Report: PayU Could Be Sold Off by Owner Prosus

Prosus

Investment firm Prosus is reportedly considering a sale for its payments company PayU.

The company is working with Bank of America Corp. as it determines interest in PayU outside India, Bloomberg News reported Tuesday (May 9), citing unnamed sources.

The sources said a deal could be worth $800 million, and Prosus could sell off parts of PayU to different buyers while holding onto its business in India. PayU, which focuses on emerging markets, has operations in more than 50 countries around the world.

A spokesperson for Prosus told PYMNTS the company does not comment on merger and acquisition activity.

As the Bloomberg report notes, the proposed deal would be happening at a difficult time for FinTechs, which have been suffering through a venture capital (VC) drought.

The March failure of Silicon Valley Bank — a lender that provided funding and/or banking services to a host of venture-backed companies — rocked a sector that was already contending with a funding downturn.

“Just over a year ago, the startup funding landscape was basking in the glow of a sizzling 2021 and hoping to carry the momentum into the new year,” PYMNTS wrote in April. “However, at the beginning of 2023, funding for startups has considerably slowed down, almost to a crawl.”

VC funding plunged 65% year over year in the last three months of 2022, with the amount of new funds raised during the period reaching the lowest total for a fourth quarter since 2013.

PYMNTS’ Karen Webster sat down with PayU Global Payments CEO Mario Shiliashki last month for a wide-ranging interview on the last five years of payments innovation.

As that report said, in 2018 national real-time payment schemes like Brazil’s Pix and India’s UPI were still talking points, but now feature prominently in any discussion of cross-border payments and expansion into emerging markets.

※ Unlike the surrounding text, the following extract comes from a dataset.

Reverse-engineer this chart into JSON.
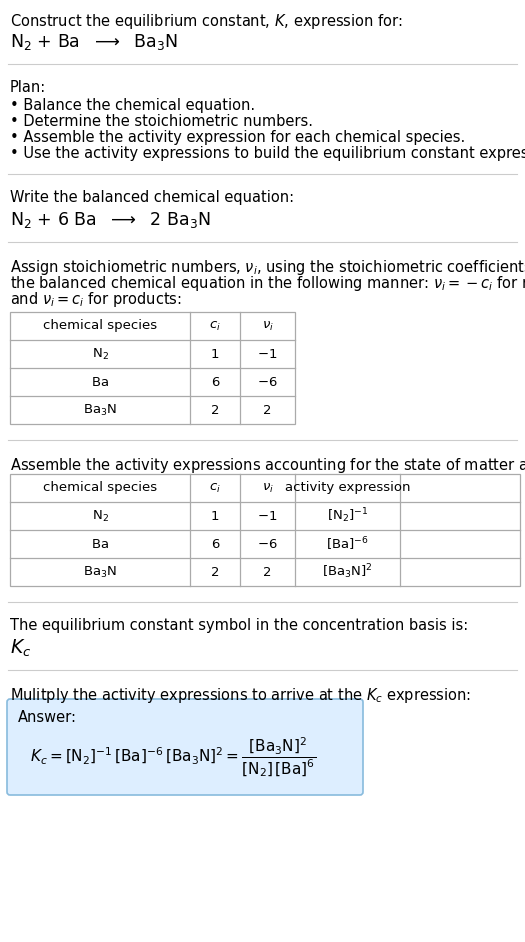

“We thought, ‘OK, we need to integrate Pix. That’s fine, but let’s see. Will it really take off?’ It’s taken off and then some,” Shiliashki said.

“You see local merchants on the street and kiosk vendors accepting Pix. The new way to donate on the street is Pix. People may not have a place to sleep, but they have a Pix account. It’s pretty incredible. We’ve seen something similar in India with UPI, and Blik came out [in Poland] and created its own trend.”